Kaski, S., Data exploration using self-organizing maps. Acta
Polytechnica Scandinavica, Mathematics, Computing and Management in
Engineering Series No. 82, Espoo 1997, 57 pp. Published by the
Finnish Academy of Technology. ISBN 952-5148-13-0. ISSN 1238-9803. UDC
The document is available in postscript and in gzipped postscript as well.
Keywords: Data mining, exploratory data analysis, multivariate analysis, neural networks, self-organizing map, SOM
Thesis for the degree of Doctor of Technology to be presented with
due permission for public examination and criticism in Auditorium F1
of the Helsinki University of Technology on the 21st of March, at 12
Finding structures in vast multidimensional data sets, be they measurement data, statistics, or textual documents, is difficult and time-consuming. Interesting, novel relations between the data items may be hidden in the data. The self-organizing map (SOM) algorithm of Kohonen can be used to aid the exploration: the structures in the data sets can be illustrated on special map displays.

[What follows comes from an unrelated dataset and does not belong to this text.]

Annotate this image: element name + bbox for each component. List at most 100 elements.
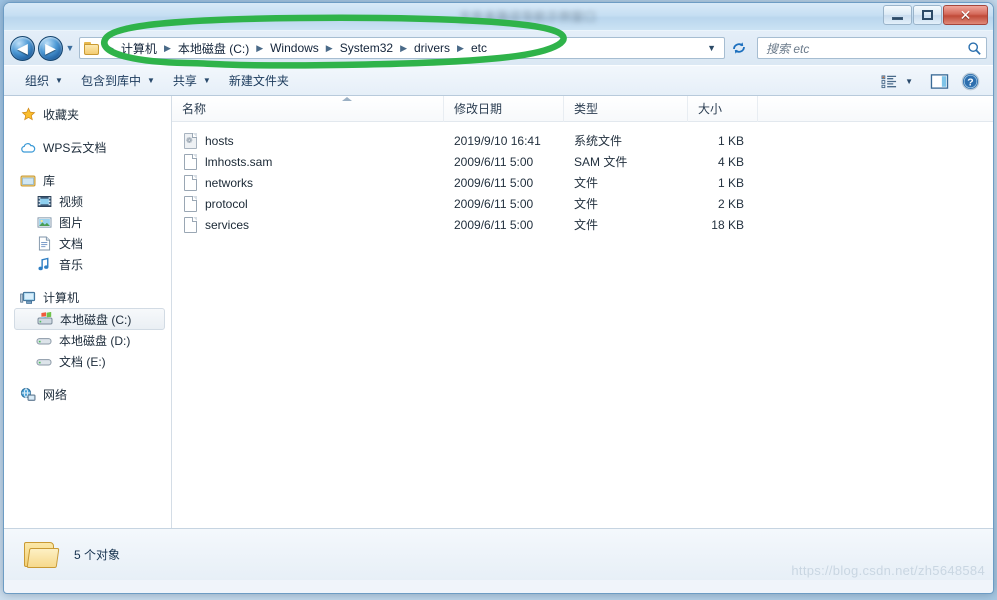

In this work, the methodology of using SOMs for exploratory data analysis or data mining is reviewed and developed further. The properties of the maps are compared with the properties of related methods intended for visualizing high-dimensional multivariate data sets. In a set of case studies the SOM algorithm is applied to analyzing electroencephalograms, to illustrating structures of the standard of living in the world, and to organizing full-text document collections.
Measures are proposed for evaluating the quality of different types of maps in representing a given data set, and for measuring the robustness of the illustrations the maps produce. The same measures may also be used for comparing the knowledge that different maps represent.
Feature extraction must in general be tailored to the application, as is done in the case studies. There exists, however, an algorithm called the adaptive-subspace self-organizing map, recently developed by Kohonen, which may be of help. It extracts invariant features automatically from a data set. The algorithm is here characterized in terms of an objective function, and demonstrated to be able to identify input patterns subject to different transformations. Moreover, it could also aid in feature exploration: the kernels that the algorithm creates to achieve invariance can be illustrated on map displays similar to those that are used for illustrating the data sets.